Fatmin Prihatin Malau *
http://www.analisadaily.com/
SASTRA Indonesia perlu dianalisa ulang, untuk apa? Dianalisa ulang untuk eksistensi (keberadaan) sastra keilmuan atau sastra yang menjadi pelajaran di bangku sekolah dan perguruan tinggi. Sastra keilmuan ada dari jenjang pendidikan sekolah dasar (SD) sampai sekolah menengah atas dan pendidikan tinggi. Buktinya ada Fakultas Sastra dan selain Fakultas Sastra, seperti Fakultas Ilmu Sosial, Ekonomi, Hukum, Kedokteran, Pertanian dan lainnya ada Mata Kuliah Dasar Umum (MKDU) yakni Ilmu Budaya Dasar.
Artinya, sastra sebagai keilmuan terintregrasi dengan semua disiplin ilmu yang ada maka sastrawan memiliki tanggungjawab moral dalam pembaharu dari sastra keilmuan. Bagus bila ada sekelompok sastrawan berteriak merdeka dalam makna luas dan menginginkan adanya pembaharuan secara alami serta menempatkan sastra itu sebagai keilmuan.
Tuntutan dari keilmuan adalah merdeka, tidak terbelenggu, berkembang secara terus menerus, tidak statis (stagnasi) apa lagi berhenti. Semua keilmuam terus berkembang sesuai dengan pemikiran dan tuntutan zaman. Keilmuan itu dalam perkembangannya ada yang cepat dan ada yang lambat akan tetapi terus berkembang.
Keilmuan kedokteran, fisika, kimia kini mengalami perkembangan yang cepat sesuai dengan tuntutan zaman. Sastra sebagai keilmuan juga harus berkembang selaras dengan eksistensi para sastrawan yang merdeka, berdaulat dan sejahtera lahir bathin.

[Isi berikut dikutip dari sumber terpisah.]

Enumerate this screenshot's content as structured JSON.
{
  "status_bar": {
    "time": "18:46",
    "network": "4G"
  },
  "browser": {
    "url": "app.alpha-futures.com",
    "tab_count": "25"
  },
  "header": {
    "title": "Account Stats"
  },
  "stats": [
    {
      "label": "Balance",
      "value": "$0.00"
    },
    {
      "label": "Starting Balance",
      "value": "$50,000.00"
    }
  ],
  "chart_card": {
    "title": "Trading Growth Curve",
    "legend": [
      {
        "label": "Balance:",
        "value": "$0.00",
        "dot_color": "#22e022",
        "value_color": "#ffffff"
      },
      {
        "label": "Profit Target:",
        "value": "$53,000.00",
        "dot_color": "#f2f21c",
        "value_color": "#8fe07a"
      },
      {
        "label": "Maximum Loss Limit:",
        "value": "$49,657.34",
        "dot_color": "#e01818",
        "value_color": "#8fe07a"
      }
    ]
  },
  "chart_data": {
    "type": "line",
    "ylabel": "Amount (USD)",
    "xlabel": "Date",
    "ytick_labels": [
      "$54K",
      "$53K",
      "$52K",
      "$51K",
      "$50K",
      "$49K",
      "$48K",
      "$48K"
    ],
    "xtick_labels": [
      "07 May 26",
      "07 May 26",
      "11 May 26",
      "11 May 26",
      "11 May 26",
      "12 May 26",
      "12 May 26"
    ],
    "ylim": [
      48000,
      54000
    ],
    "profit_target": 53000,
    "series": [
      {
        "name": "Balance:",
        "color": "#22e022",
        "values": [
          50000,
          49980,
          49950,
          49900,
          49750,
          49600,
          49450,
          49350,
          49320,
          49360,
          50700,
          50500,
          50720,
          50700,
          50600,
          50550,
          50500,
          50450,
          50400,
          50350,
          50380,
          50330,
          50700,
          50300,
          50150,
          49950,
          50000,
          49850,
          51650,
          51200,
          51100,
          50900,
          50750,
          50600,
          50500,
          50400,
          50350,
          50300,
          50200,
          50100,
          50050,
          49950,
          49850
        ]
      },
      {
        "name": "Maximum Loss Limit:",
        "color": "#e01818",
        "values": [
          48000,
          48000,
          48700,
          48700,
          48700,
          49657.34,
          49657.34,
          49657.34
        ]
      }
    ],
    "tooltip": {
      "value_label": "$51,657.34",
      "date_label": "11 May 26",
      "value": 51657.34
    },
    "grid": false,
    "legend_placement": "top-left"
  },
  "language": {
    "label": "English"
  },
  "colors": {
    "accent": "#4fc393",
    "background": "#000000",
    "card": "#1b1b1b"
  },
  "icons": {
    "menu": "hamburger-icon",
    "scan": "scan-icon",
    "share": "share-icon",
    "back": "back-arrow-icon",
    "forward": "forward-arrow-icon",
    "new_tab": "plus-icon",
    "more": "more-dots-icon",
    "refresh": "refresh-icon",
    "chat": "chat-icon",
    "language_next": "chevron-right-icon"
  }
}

Bila dibandingkan dengan keilmuan lain sastra sebagai keilmuan seperti berjalan ditempat, terbelenggu dan dibelenggu sehingga hampir tidak berkembang. Dari masa ke masa hanya itu saja materi yang menjadi keilmuan. Buktinya, dua puluh lima tahun lalu, penulis ketika di sekolah menengah atas mempelajari sastra dan kesusastraan tentang Mara Rusli dengan Siti Nurbaya, Chairil Anwar dengan “aku ingin hidup seribu tahun lagi.” Buya Hamka dengan Merantau ke Deli dan sastrawan lainnya dengan karyanya.
Kini para siswa sekolah menengah atas juga mempelajari apa yang dua puluh lima tahun lalu penulis pelajari. Teman penulis satu sekolah kini menjadi guru pelajaran Bahasa Indonesia dan ketika bertemu mengatakan hal yang sama dan menilai penulis yang pantas menjadi guru pelajaran Bahasa Indonesia karena penulis banyak menulis tentang sastra yakni cerita pendek (cerpen), cerita bersambung (cerbung), puisi dan esai sastra.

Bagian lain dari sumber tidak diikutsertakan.